While Visions is the songwriter/producer’s third album, it’s her first on well-respected independent label 4AD and its success has brought Grimes mainstream attention as well as her first Australian tour for the Meredith Music Festival plus her own sideshows (already all sold out). The record’s rapturous reception has come as somewhat of a surprise to Boucher. “I actually thought it would go over like my other albums which had minimal blog hype. I still haven’t been able to comprehend everything that has happened. The thought of people knowing about my album in Australia just seems crazy,” she says laughing.

But despite the attention and accolades currently coming her way Boucher was not always set on a musical path and had studied Russian literature and neuroscience at Montreal’s McGill University before being expelled for missing too many classes as her musical career gained momentum.  

“It’s kind of been a thing that I started doing in the last three or four years,” she explains. “I’d been singing back-up for people, because a lot of my friends are musicians. I’d be around and people would be like, “We need girl vocals, can you sing this back up part?” so I started doing that. And I was obviously watching them record so I kind of figured out how to do it.”

It was Grimes’ entry into the music scene that also led to her feminist awakening. “I would have been like ‘I’m definitely not a feminist’ until a couple of years ago, just because I didn’t know what it was,” says Boucher. “Feminism is really seen as a curse word. There’s been a lot of propaganda painting feminism as this anti-male, man-hater thing. I think people just don’t actually know what it is; they’re not very educated about it. I see a lot of problems, especially culturally in the music industry.”

Just a few of the problems Boucher has come across in her time on the scene are people implying she’s not a ‘real’ producer, guys in music stores talking down to her, or the way women are not encouraged to enter all areas of the music business. While Boucher is very supportive of the Canadian punk/noise/DIY scene she came out of (most famously she collaborated with a Montreal sculptor on vulva rings for her merch desk – link NSFW – as she’d rather give money to a local artist than a giant t-shirt corporation) she’s also refreshingly honest about the sexism still entrenched in the music business.

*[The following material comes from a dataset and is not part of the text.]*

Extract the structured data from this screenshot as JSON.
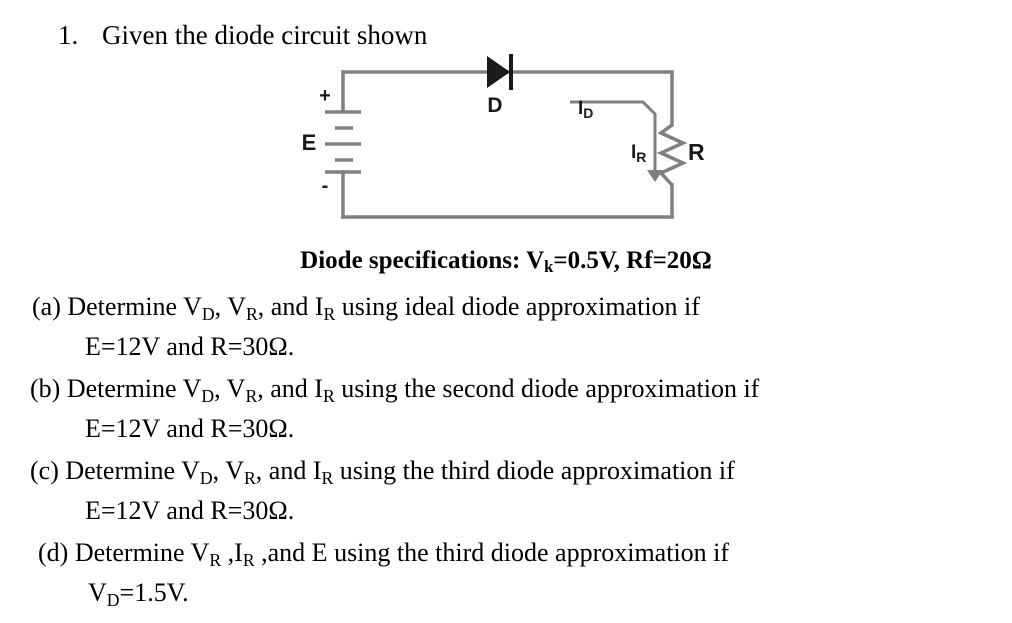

“It’s such a male-dominated industry. I look at Pitchfork’s Best New Music and one in eight is a girl. Now I just want to be super encouraging of young women taking up music, especially production. At the beginning I used to be super down on my production, even considered working with other producers at first, but then I was like  ‘No, I just need to figure this out for myself.’ There should be more encouragement for girls to get into the more scientific and technical things. It’s really discouraging, especially when you’re starting. Just because you don’t have experience in something doesn’t mean that you’re going to be worse at it than some guy.”

Grimes also fits into the rather irritating longstanding media tradition of pegging any slightly left-of-centre female artist as “quirky” in a way that male artists are never subject to. “I really hate that word, it f--king pisses me off! It’s sort of demeaning – it implies a cute, small, airheady thing. It’s a loaded word and a stupid word. I find it pretty offensive. If someone makes ‘quirky’ music, it’s probably not respectable music or it’s the antithesis of intellectual.”

Grimes is already hard at work on her next record sequestered in a cabin in the woods in British Columbia when I spoke to her (Visions was similarly made by holing herself up alone for three weeks.) And despite all the newfound attention her artistic ambitions remains steadfast. “It’s very important for me to be at the forefront of what is happening musically. I want to be constantly changing the musical landscape and doing things that people haven’t heard.”